Beruhigt oder verunsichert Pränataldiagnostik die Schwangere?
Natürlich wünscht sich jede Schwangere bzw. jedes Elternpaar ein gesundes Kind. Medizinische Möglichkeiten um dies bereits im Vorfeld zu erfahren gibt es genügend. Sie wurden eben vorgestellt. Dennoch hat jede Diagnostik auch seine Grenzen und kann zu unnötiger Sorge und Beunruhigung beitragen. Erstbefunde sind oft nicht eindeutig, weitere Untersuchungen müssen folgen, verbunden damit sind die Gefahren einer Fehlgeburt. Die Frau kann die Schwangerschaft nicht unbelastet genießen und steht unter einer enormen psychischen Belastung. Oft ist nur ein kleiner Teil der Behinderungen bereits vor der Geburt zu diagnostizieren, hundertprozentige Sicherheit gibt es nie. Im Endeffekt muss die Schwangere oder das Elternpaar sich selbst hinterfragen, ob sie die Methoden der Pränataldiagnostik ausschöpfen möchten oder nicht.

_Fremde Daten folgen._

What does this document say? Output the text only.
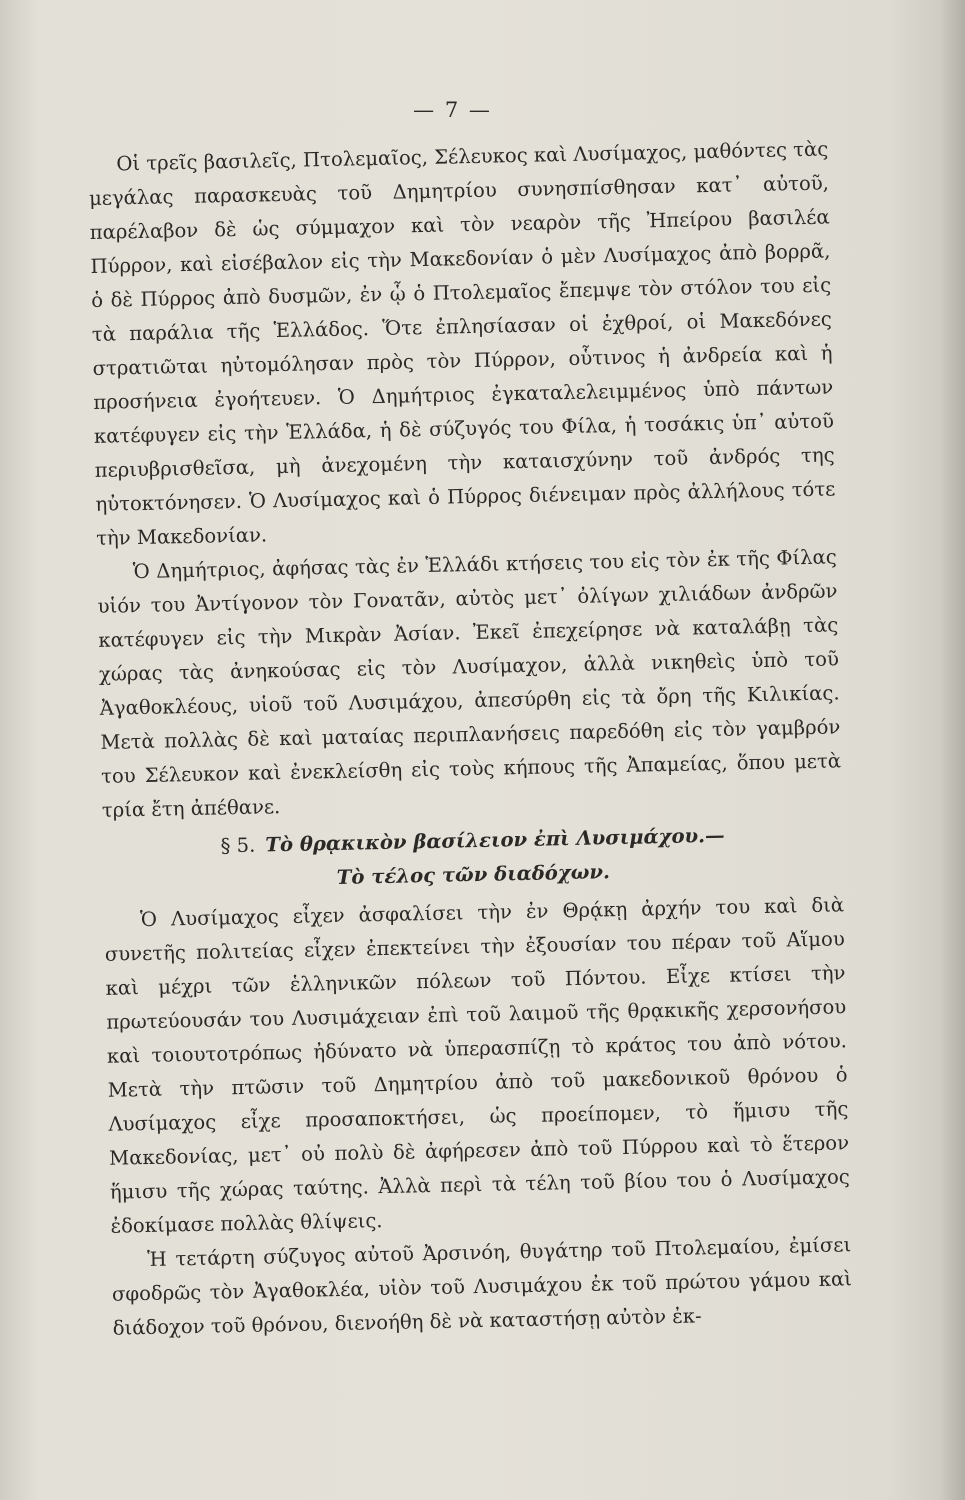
— 7 —

Οἱ τρεῖς βασιλεῖς, Πτολεμαῖος, Σέλευκος καὶ Λυσίμαχος, μαθόντες τὰς μεγάλας παρασκευὰς τοῦ Δημητρίου συνησπίσθησαν κατ᾽ αὐτοῦ, παρέλαβον δὲ ὡς σύμμαχον καὶ τὸν νεαρὸν τῆς Ἠπείρου βασιλέα Πύρρον, καὶ εἰσέβαλον εἰς τὴν Μακεδονίαν ὁ μὲν Λυσίμαχος ἀπὸ βορρᾶ, ὁ δὲ Πύρρος ἀπὸ δυσμῶν, ἐν ᾧ ὁ Πτολεμαῖος ἔπεμψε τὸν στόλον του εἰς τὰ παράλια τῆς Ἑλλάδος. Ὅτε ἐπλησίασαν οἱ ἐχθροί, οἱ Μακεδόνες στρατιῶται ηὐτομόλησαν πρὸς τὸν Πύρρον, οὗτινος ἡ ἀνδρεία καὶ ἡ προσήνεια ἐγοήτευεν. Ὁ Δημήτριος ἐγκαταλελειμμένος ὑπὸ πάντων κατέφυγεν εἰς τὴν Ἑλλάδα, ἡ δὲ σύζυγός του Φίλα, ἡ τοσάκις ὑπ᾽ αὐτοῦ περιυβρισθεῖσα, μὴ ἀνεχομένη τὴν καταισχύνην τοῦ ἀνδρός της ηὐτοκτόνησεν. Ὁ Λυσίμαχος καὶ ὁ Πύρρος διένειμαν πρὸς ἀλλήλους τότε τὴν Μακεδονίαν.

Ὁ Δημήτριος, ἀφήσας τὰς ἐν Ἑλλάδι κτήσεις του εἰς τὸν ἐκ τῆς Φίλας υἱόν του Ἀντίγονον τὸν Γονατᾶν, αὐτὸς μετ᾽ ὀλίγων χιλιάδων ἀνδρῶν κατέφυγεν εἰς τὴν Μικρὰν Ἀσίαν. Ἐκεῖ ἐπεχείρησε νὰ καταλάβῃ τὰς χώρας τὰς ἀνηκούσας εἰς τὸν Λυσίμαχον, ἀλλὰ νικηθεὶς ὑπὸ τοῦ Ἀγαθοκλέους, υἱοῦ τοῦ Λυσιμάχου, ἀπεσύρθη εἰς τὰ ὄρη τῆς Κιλικίας. Μετὰ πολλὰς δὲ καὶ ματαίας περιπλανήσεις παρεδόθη εἰς τὸν γαμβρόν του Σέλευκον καὶ ἐνεκλείσθη εἰς τοὺς κήπους τῆς Ἀπαμείας, ὅπου μετὰ τρία ἔτη ἀπέθανε.

§ 5. Τὸ θρᾳκικὸν βασίλειον ἐπὶ Λυσιμάχου.—

Τὸ τέλος τῶν διαδόχων.

Ὁ Λυσίμαχος εἶχεν ἀσφαλίσει τὴν ἐν Θρᾴκῃ ἀρχήν του καὶ διὰ συνετῆς πολιτείας εἶχεν ἐπεκτείνει τὴν ἐξουσίαν του πέραν τοῦ Αἵμου καὶ μέχρι τῶν ἑλληνικῶν πόλεων τοῦ Πόντου. Εἶχε κτίσει τὴν πρωτεύουσάν του Λυσιμάχειαν ἐπὶ τοῦ λαιμοῦ τῆς θρᾳκικῆς χερσονήσου καὶ τοιουτοτρόπως ἠδύνατο νὰ ὑπερασπίζῃ τὸ κράτος του ἀπὸ νότου. Μετὰ τὴν πτῶσιν τοῦ Δημητρίου ἀπὸ τοῦ μακεδονικοῦ θρόνου ὁ Λυσίμαχος εἶχε προσαποκτήσει, ὡς προείπομεν, τὸ ἥμισυ τῆς Μακεδονίας, μετ᾽ οὐ πολὺ δὲ ἀφήρεσεν ἀπὸ τοῦ Πύρρου καὶ τὸ ἕτερον ἥμισυ τῆς χώρας ταύτης. Ἀλλὰ περὶ τὰ τέλη τοῦ βίου του ὁ Λυσίμαχος ἐδοκίμασε πολλὰς θλίψεις.

Ἡ τετάρτη σύζυγος αὐτοῦ Ἀρσινόη, θυγάτηρ τοῦ Πτολεμαίου, ἐμίσει σφοδρῶς τὸν Ἀγαθοκλέα, υἱὸν τοῦ Λυσιμάχου ἐκ τοῦ πρώτου γάμου καὶ διάδοχον τοῦ θρόνου, διενοήθη δὲ νὰ καταστήσῃ αὐτὸν ἐκ-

Die Untersuchungsergebnisse sind da – die ethische Seite
Werdende Eltern, die sich für Pränataldiagnostik entscheiden, sollten sich bereits im Vorfeld besprechen, warum sie dies tun und wie sie mit etwaigen für sie negativen Ergebnissen umgehen.
Die Entscheidung für die vorgeburtllichen Untersuchungen sollte stets reflektiert und mit Hinblick auf Folgeentscheidungen getroffen werden. Bei einer festgestellten Behinderung oder schweren Beeinträchtigung des Kindes steht das Elternpaar immer vor der Entscheidung das behinderte Kind zu bekommen oder einen Schwangerschaftsabbruch vornehmen zu lassen. Nach der 12. Woche kann ein Spätabbruch aus medizinischen Gründen erfolgen. Dies ist noch bis zur Geburt der Fall, wenn schwerwiegende Gefahr für die mütterliche Gesundheit besteht, das Kind eine lebensbedrohliche Erkrankung hat oder wenige Wochen nach der Geburt sterben würde. Offener Rücken, Trisomie 21 oder andere Fehlbildungen sind keine Indikation für einen Spätabbruch. An dieser Stelle müssen Eltern Beratungen in Anspruch nehmen, bei Entscheidung für Spätabbruch schaltet sich immer eine Ethikberatung oder ein Ethikkommitee ein.
Viele werdende Eltern entscheiden sich während der Schwangerschaft bewusst gegen die weiterführenden Methoden der Pränataldiagnostik und nehmen „nur“ die gesetzlich vorgeschriebenen Vorsorgeuntersuchungen wahr. Oft werden ganz bewusste Aussagen getroffen wie: „Ich nehme mein Kind an so wie es ist – ob gesund oder behindert.“ Vielleicht kann mit dieser Einstellung die Schwangerschaft und Geburt des Kindes befreiter und unbeschwerter genossen werden. Wertungen in diesem Zusammenhang dürfen natürlich nicht getroffen werden. Die Entscheidung für oder gegen die Methoden der Pränataldiagnostik sind ganz individuelle Entscheidungen.
Egal ob für oder gegen, jede Schwangere und jedes Elternpaar muss sich jedoch immer der Konsequenzen bewusst sein, die die jeweilige Entscheidung mit sich bringt.